Ansonsten finde ich es absolut erstaunlich wie hocheffizient das System zu Werke geht. Das ist ja eine andere Welt zu vorher. Für mich ist der Mehrverbrauch absolut verschmerzbar. Ob ich jetzt 5.3L, oder 5.7L verbrauche ist doch sowas von egal.
Ich bin gespannt was daraus wird.
Wer weiß, wenn man sowieso an die Software muss, kann man auch die AGR Rate ein wenig adaptieren und so den Mehrverbrauch ausgleichen. 😆
Naja effizient ist es halt deshalb, weil man die Harnstofflösung nutzt und zudem damit nicht geizt.
Und weil man sie elektrisch verdampft, anstatt einfach flüssig in den SCR Kat einzuspritzen, wie das heute Stand der Technik ist. Dafür funktioniert das System auch in der Stadt bei geringen Abgastemperaturen sehr gut.
Ist das Abgas nämlich zu kalt, nützt auch mehr Addblue nichts. Es würde nur Ammoniak aus dem Auspuff kommen, was noch ungesünder ist.
Die Aussage, es sei softwareseitig möglich, ähnlich gute Werte zu erreichen, ist ein Witz. Das geht auf Kosten der Bauteile. Anders ist es technisch nicht machbar. Leider ist das der billigste Weg, zumindetst für die Hersteller. Da können Sie großzügig Nachrüstungen anbieten. Kostet ja effektiv nichts.
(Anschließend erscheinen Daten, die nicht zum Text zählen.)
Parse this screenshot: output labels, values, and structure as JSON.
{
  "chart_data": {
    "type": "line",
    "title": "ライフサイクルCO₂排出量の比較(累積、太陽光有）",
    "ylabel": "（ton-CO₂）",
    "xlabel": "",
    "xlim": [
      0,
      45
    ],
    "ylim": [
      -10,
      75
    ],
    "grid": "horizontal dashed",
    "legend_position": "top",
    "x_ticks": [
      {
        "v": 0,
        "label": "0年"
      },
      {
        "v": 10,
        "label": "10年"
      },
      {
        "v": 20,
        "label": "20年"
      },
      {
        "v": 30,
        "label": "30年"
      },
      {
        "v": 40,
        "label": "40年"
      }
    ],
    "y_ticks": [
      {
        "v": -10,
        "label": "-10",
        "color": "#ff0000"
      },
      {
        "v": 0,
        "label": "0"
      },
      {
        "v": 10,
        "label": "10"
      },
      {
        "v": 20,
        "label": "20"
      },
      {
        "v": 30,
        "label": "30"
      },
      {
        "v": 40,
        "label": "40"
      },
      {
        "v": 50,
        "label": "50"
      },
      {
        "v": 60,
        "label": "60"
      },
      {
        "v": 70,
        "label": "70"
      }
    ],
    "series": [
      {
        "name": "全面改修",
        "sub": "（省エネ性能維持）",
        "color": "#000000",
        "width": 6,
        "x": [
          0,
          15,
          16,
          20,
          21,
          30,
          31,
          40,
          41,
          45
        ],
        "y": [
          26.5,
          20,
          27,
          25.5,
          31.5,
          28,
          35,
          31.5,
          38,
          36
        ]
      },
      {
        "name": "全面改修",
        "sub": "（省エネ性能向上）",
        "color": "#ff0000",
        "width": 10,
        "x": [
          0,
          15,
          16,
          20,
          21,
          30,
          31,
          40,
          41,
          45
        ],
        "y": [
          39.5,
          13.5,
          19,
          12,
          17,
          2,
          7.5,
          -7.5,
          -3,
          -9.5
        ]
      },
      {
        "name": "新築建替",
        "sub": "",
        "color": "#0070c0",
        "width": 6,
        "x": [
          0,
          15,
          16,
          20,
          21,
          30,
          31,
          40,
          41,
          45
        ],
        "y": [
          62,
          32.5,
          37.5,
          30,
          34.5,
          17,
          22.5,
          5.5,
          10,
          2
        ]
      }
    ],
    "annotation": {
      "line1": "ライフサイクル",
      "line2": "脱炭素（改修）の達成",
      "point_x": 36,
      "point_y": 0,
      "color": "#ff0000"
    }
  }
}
Dass der Kunde Folgekosten hat, geschenkt.
Das da VW Teile verbaut werden kann schon nichts taugen 😆
Nicht nur für den ADAC 😆
Neben den Umrüstkosten kommen ja noch zusätzlicher Spritverbrauch,
Steuer sollte auch höher werden, wird ja schließlich nach CO2 Ausstoß berechnet,
win-win für alle außer den Autofahrer, der hat eine Triple "lose-lose Situation" 😆
Okay auch in Sachen Erderwärmung ist es eine "lose-lose Situation".
Warten wir mal ab, wann die "nächste Sau durchs Dorf" gejagt wird.
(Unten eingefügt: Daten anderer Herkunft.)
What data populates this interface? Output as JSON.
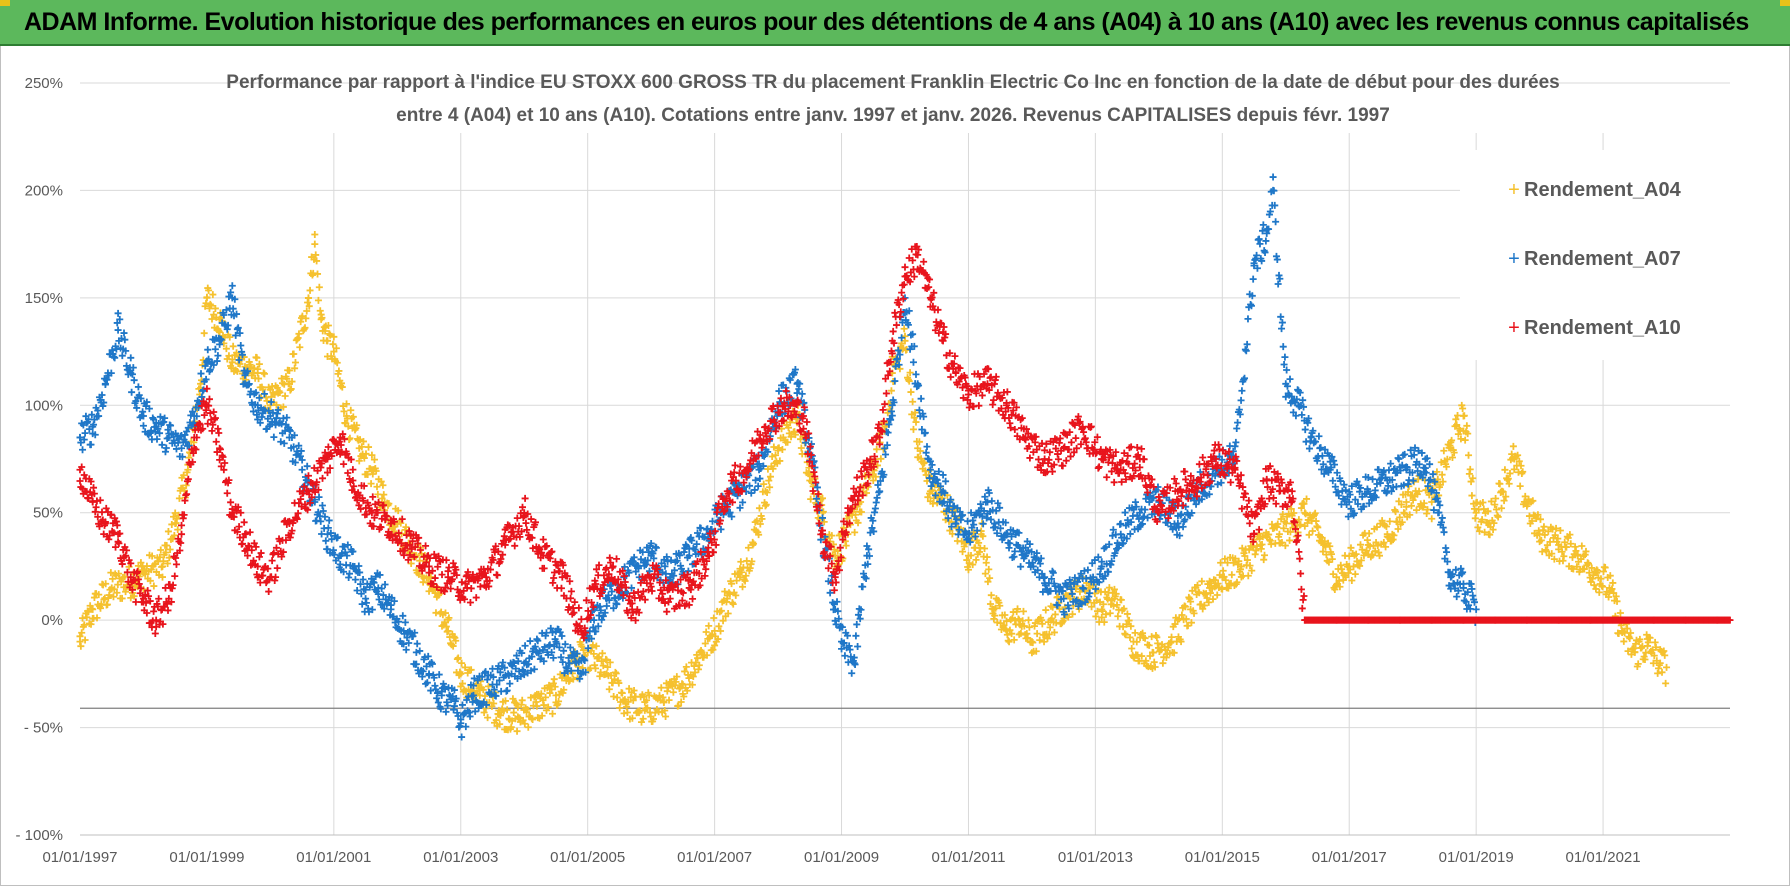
{
  "header": {
    "banner_title": "ADAM Informe. Evolution historique des performances en euros pour des détentions de 4 ans (A04) à 10 ans (A10) avec les revenus connus capitalisés",
    "banner_color": "#5cb85c"
  },
  "chart_data": {
    "type": "scatter",
    "title_line1": "Performance par rapport à l'indice EU STOXX 600 GROSS TR  du placement Franklin Electric Co Inc en fonction de la date de début pour des durées",
    "title_line2": "entre 4 (A04) et 10 ans (A10). Cotations entre janv. 1997 et janv. 2026. Revenus CAPITALISES depuis févr. 1997",
    "xlim": [
      1997.0,
      2023.0
    ],
    "ylim": [
      -100,
      250
    ],
    "y_ticks": [
      250,
      200,
      150,
      100,
      50,
      0,
      -50,
      -100
    ],
    "y_tick_labels": [
      "250%",
      "200%",
      "150%",
      "100%",
      "50%",
      "0%",
      "- 50%",
      "- 100%"
    ],
    "x_ticks": [
      1997,
      1999,
      2001,
      2003,
      2005,
      2007,
      2009,
      2011,
      2013,
      2015,
      2017,
      2019,
      2021
    ],
    "x_tick_labels": [
      "01/01/1997",
      "01/01/1999",
      "01/01/2001",
      "01/01/2003",
      "01/01/2005",
      "01/01/2007",
      "01/01/2009",
      "01/01/2011",
      "01/01/2013",
      "01/01/2015",
      "01/01/2017",
      "01/01/2019",
      "01/01/2021"
    ],
    "x_gridlines": [
      2001,
      2003,
      2005,
      2007,
      2009,
      2011,
      2013,
      2015,
      2017,
      2019,
      2021
    ],
    "reference_line_y": -41,
    "legend_position": "top-right",
    "series": [
      {
        "name": "Rendement_A04",
        "color": "#f5c12e",
        "points": [
          [
            1997.0,
            -10
          ],
          [
            1997.2,
            5
          ],
          [
            1997.5,
            15
          ],
          [
            1997.8,
            18
          ],
          [
            1998.0,
            22
          ],
          [
            1998.3,
            25
          ],
          [
            1998.5,
            45
          ],
          [
            1998.7,
            70
          ],
          [
            1998.9,
            110
          ],
          [
            1999.0,
            150
          ],
          [
            1999.2,
            140
          ],
          [
            1999.4,
            120
          ],
          [
            1999.6,
            118
          ],
          [
            1999.8,
            115
          ],
          [
            2000.0,
            100
          ],
          [
            2000.3,
            110
          ],
          [
            2000.6,
            150
          ],
          [
            2000.7,
            175
          ],
          [
            2000.8,
            140
          ],
          [
            2000.9,
            130
          ],
          [
            2001.0,
            125
          ],
          [
            2001.2,
            95
          ],
          [
            2001.4,
            80
          ],
          [
            2001.6,
            70
          ],
          [
            2001.8,
            55
          ],
          [
            2002.0,
            45
          ],
          [
            2002.3,
            30
          ],
          [
            2002.5,
            20
          ],
          [
            2002.8,
            -5
          ],
          [
            2003.0,
            -25
          ],
          [
            2003.3,
            -35
          ],
          [
            2003.6,
            -42
          ],
          [
            2003.9,
            -45
          ],
          [
            2004.2,
            -40
          ],
          [
            2004.5,
            -35
          ],
          [
            2004.8,
            -20
          ],
          [
            2005.0,
            -15
          ],
          [
            2005.3,
            -25
          ],
          [
            2005.6,
            -38
          ],
          [
            2005.9,
            -42
          ],
          [
            2006.2,
            -38
          ],
          [
            2006.5,
            -30
          ],
          [
            2006.8,
            -15
          ],
          [
            2007.0,
            -5
          ],
          [
            2007.2,
            10
          ],
          [
            2007.4,
            20
          ],
          [
            2007.6,
            35
          ],
          [
            2007.8,
            60
          ],
          [
            2008.0,
            80
          ],
          [
            2008.3,
            95
          ],
          [
            2008.5,
            65
          ],
          [
            2008.7,
            50
          ],
          [
            2008.9,
            30
          ],
          [
            2009.1,
            40
          ],
          [
            2009.3,
            55
          ],
          [
            2009.5,
            70
          ],
          [
            2009.7,
            90
          ],
          [
            2009.8,
            115
          ],
          [
            2010.0,
            130
          ],
          [
            2010.2,
            80
          ],
          [
            2010.4,
            60
          ],
          [
            2010.6,
            55
          ],
          [
            2010.8,
            45
          ],
          [
            2011.0,
            30
          ],
          [
            2011.2,
            40
          ],
          [
            2011.4,
            5
          ],
          [
            2011.6,
            -5
          ],
          [
            2011.8,
            0
          ],
          [
            2012.0,
            -10
          ],
          [
            2012.3,
            0
          ],
          [
            2012.6,
            10
          ],
          [
            2012.9,
            15
          ],
          [
            2013.1,
            5
          ],
          [
            2013.3,
            10
          ],
          [
            2013.6,
            -10
          ],
          [
            2013.9,
            -15
          ],
          [
            2014.2,
            -10
          ],
          [
            2014.5,
            5
          ],
          [
            2014.8,
            15
          ],
          [
            2015.0,
            20
          ],
          [
            2015.3,
            25
          ],
          [
            2015.6,
            35
          ],
          [
            2015.9,
            40
          ],
          [
            2016.1,
            45
          ],
          [
            2016.3,
            50
          ],
          [
            2016.6,
            35
          ],
          [
            2016.8,
            20
          ],
          [
            2017.0,
            25
          ],
          [
            2017.3,
            35
          ],
          [
            2017.6,
            40
          ],
          [
            2017.9,
            55
          ],
          [
            2018.1,
            60
          ],
          [
            2018.3,
            55
          ],
          [
            2018.6,
            80
          ],
          [
            2018.8,
            95
          ],
          [
            2019.0,
            50
          ],
          [
            2019.2,
            45
          ],
          [
            2019.4,
            60
          ],
          [
            2019.6,
            75
          ],
          [
            2019.8,
            55
          ],
          [
            2020.0,
            40
          ],
          [
            2020.3,
            35
          ],
          [
            2020.6,
            30
          ],
          [
            2020.9,
            22
          ],
          [
            2021.1,
            15
          ],
          [
            2021.3,
            -5
          ],
          [
            2021.5,
            -15
          ],
          [
            2021.7,
            -12
          ],
          [
            2021.9,
            -20
          ],
          [
            2022.0,
            -22
          ]
        ]
      },
      {
        "name": "Rendement_A07",
        "color": "#1f77c8",
        "points": [
          [
            1997.0,
            85
          ],
          [
            1997.2,
            90
          ],
          [
            1997.4,
            110
          ],
          [
            1997.6,
            135
          ],
          [
            1997.8,
            115
          ],
          [
            1998.0,
            95
          ],
          [
            1998.2,
            90
          ],
          [
            1998.4,
            85
          ],
          [
            1998.6,
            80
          ],
          [
            1998.8,
            95
          ],
          [
            1999.0,
            120
          ],
          [
            1999.2,
            130
          ],
          [
            1999.4,
            150
          ],
          [
            1999.6,
            110
          ],
          [
            1999.8,
            100
          ],
          [
            2000.0,
            95
          ],
          [
            2000.3,
            85
          ],
          [
            2000.5,
            70
          ],
          [
            2000.7,
            55
          ],
          [
            2000.9,
            40
          ],
          [
            2001.1,
            30
          ],
          [
            2001.3,
            25
          ],
          [
            2001.5,
            10
          ],
          [
            2001.7,
            15
          ],
          [
            2001.9,
            5
          ],
          [
            2002.1,
            -5
          ],
          [
            2002.3,
            -15
          ],
          [
            2002.5,
            -25
          ],
          [
            2002.7,
            -35
          ],
          [
            2002.9,
            -40
          ],
          [
            2003.0,
            -48
          ],
          [
            2003.2,
            -35
          ],
          [
            2003.5,
            -30
          ],
          [
            2003.8,
            -25
          ],
          [
            2004.0,
            -20
          ],
          [
            2004.2,
            -15
          ],
          [
            2004.5,
            -10
          ],
          [
            2004.7,
            -20
          ],
          [
            2004.9,
            -25
          ],
          [
            2005.1,
            0
          ],
          [
            2005.3,
            10
          ],
          [
            2005.5,
            15
          ],
          [
            2005.8,
            25
          ],
          [
            2006.0,
            30
          ],
          [
            2006.3,
            20
          ],
          [
            2006.6,
            30
          ],
          [
            2006.9,
            40
          ],
          [
            2007.1,
            50
          ],
          [
            2007.4,
            60
          ],
          [
            2007.7,
            70
          ],
          [
            2008.0,
            100
          ],
          [
            2008.3,
            110
          ],
          [
            2008.5,
            80
          ],
          [
            2008.7,
            40
          ],
          [
            2008.9,
            5
          ],
          [
            2009.0,
            -10
          ],
          [
            2009.2,
            -20
          ],
          [
            2009.4,
            30
          ],
          [
            2009.6,
            60
          ],
          [
            2009.8,
            100
          ],
          [
            2010.0,
            150
          ],
          [
            2010.2,
            110
          ],
          [
            2010.4,
            70
          ],
          [
            2010.6,
            60
          ],
          [
            2010.8,
            45
          ],
          [
            2011.0,
            40
          ],
          [
            2011.3,
            55
          ],
          [
            2011.6,
            40
          ],
          [
            2011.9,
            30
          ],
          [
            2012.2,
            20
          ],
          [
            2012.5,
            10
          ],
          [
            2012.8,
            15
          ],
          [
            2013.1,
            25
          ],
          [
            2013.4,
            40
          ],
          [
            2013.7,
            50
          ],
          [
            2014.0,
            55
          ],
          [
            2014.3,
            45
          ],
          [
            2014.6,
            60
          ],
          [
            2014.9,
            70
          ],
          [
            2015.2,
            75
          ],
          [
            2015.5,
            165
          ],
          [
            2015.7,
            180
          ],
          [
            2015.8,
            200
          ],
          [
            2016.0,
            110
          ],
          [
            2016.2,
            100
          ],
          [
            2016.4,
            85
          ],
          [
            2016.7,
            70
          ],
          [
            2017.0,
            55
          ],
          [
            2017.3,
            60
          ],
          [
            2017.6,
            65
          ],
          [
            2017.9,
            70
          ],
          [
            2018.2,
            75
          ],
          [
            2018.4,
            50
          ],
          [
            2018.6,
            20
          ],
          [
            2018.8,
            15
          ],
          [
            2019.0,
            5
          ]
        ]
      },
      {
        "name": "Rendement_A10",
        "color": "#e8141c",
        "points": [
          [
            1997.0,
            70
          ],
          [
            1997.2,
            55
          ],
          [
            1997.4,
            45
          ],
          [
            1997.6,
            40
          ],
          [
            1997.8,
            20
          ],
          [
            1998.0,
            10
          ],
          [
            1998.2,
            0
          ],
          [
            1998.4,
            10
          ],
          [
            1998.6,
            40
          ],
          [
            1998.8,
            85
          ],
          [
            1999.0,
            100
          ],
          [
            1999.2,
            80
          ],
          [
            1999.4,
            50
          ],
          [
            1999.6,
            40
          ],
          [
            1999.8,
            25
          ],
          [
            2000.0,
            20
          ],
          [
            2000.3,
            45
          ],
          [
            2000.6,
            60
          ],
          [
            2000.9,
            75
          ],
          [
            2001.1,
            85
          ],
          [
            2001.3,
            65
          ],
          [
            2001.6,
            50
          ],
          [
            2001.9,
            45
          ],
          [
            2002.2,
            35
          ],
          [
            2002.5,
            25
          ],
          [
            2002.8,
            20
          ],
          [
            2003.1,
            15
          ],
          [
            2003.4,
            20
          ],
          [
            2003.7,
            35
          ],
          [
            2004.0,
            50
          ],
          [
            2004.3,
            30
          ],
          [
            2004.6,
            20
          ],
          [
            2004.9,
            -5
          ],
          [
            2005.1,
            15
          ],
          [
            2005.4,
            25
          ],
          [
            2005.7,
            5
          ],
          [
            2006.0,
            20
          ],
          [
            2006.3,
            10
          ],
          [
            2006.6,
            15
          ],
          [
            2006.9,
            30
          ],
          [
            2007.2,
            60
          ],
          [
            2007.5,
            70
          ],
          [
            2007.8,
            90
          ],
          [
            2008.1,
            100
          ],
          [
            2008.4,
            95
          ],
          [
            2008.7,
            40
          ],
          [
            2008.9,
            20
          ],
          [
            2009.1,
            50
          ],
          [
            2009.4,
            70
          ],
          [
            2009.6,
            85
          ],
          [
            2009.8,
            130
          ],
          [
            2010.0,
            160
          ],
          [
            2010.2,
            170
          ],
          [
            2010.4,
            150
          ],
          [
            2010.6,
            130
          ],
          [
            2010.8,
            115
          ],
          [
            2011.0,
            105
          ],
          [
            2011.3,
            110
          ],
          [
            2011.6,
            100
          ],
          [
            2011.9,
            85
          ],
          [
            2012.2,
            75
          ],
          [
            2012.5,
            80
          ],
          [
            2012.8,
            90
          ],
          [
            2013.1,
            75
          ],
          [
            2013.4,
            70
          ],
          [
            2013.7,
            75
          ],
          [
            2014.0,
            50
          ],
          [
            2014.3,
            60
          ],
          [
            2014.6,
            65
          ],
          [
            2014.9,
            75
          ],
          [
            2015.2,
            70
          ],
          [
            2015.5,
            40
          ],
          [
            2015.7,
            65
          ],
          [
            2015.9,
            60
          ],
          [
            2016.1,
            60
          ],
          [
            2016.3,
            0
          ],
          [
            2016.8,
            0
          ],
          [
            2017.3,
            0
          ],
          [
            2017.8,
            0
          ],
          [
            2018.3,
            0
          ],
          [
            2018.8,
            0
          ],
          [
            2019.3,
            0
          ],
          [
            2019.8,
            0
          ],
          [
            2020.3,
            0
          ],
          [
            2020.8,
            0
          ],
          [
            2021.3,
            0
          ],
          [
            2021.8,
            0
          ],
          [
            2022.3,
            0
          ],
          [
            2022.8,
            0
          ],
          [
            2023.0,
            0
          ]
        ]
      }
    ]
  }
}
Naja, leider halt nicht serienreif, was leider sehr hohe Entwicklungskosten/-Kapazitäten verschlingt; Dazu das System dann ja im Focus steht und 100%ig = 4 Jahreszeiten - über mehrere Jahre; von 0-2000 Höhenmeter; etc.... ..... funktionieren muss und dazu alle 2 Jahre geprüft wird ;-)
1500 plus Einbau, sind wir am Ende bei 2000-2500 und bis das serienreif ist, lohnt es sich nicht mehr, weil die Karre drumrum dann ein Fall für den Exporteur ist.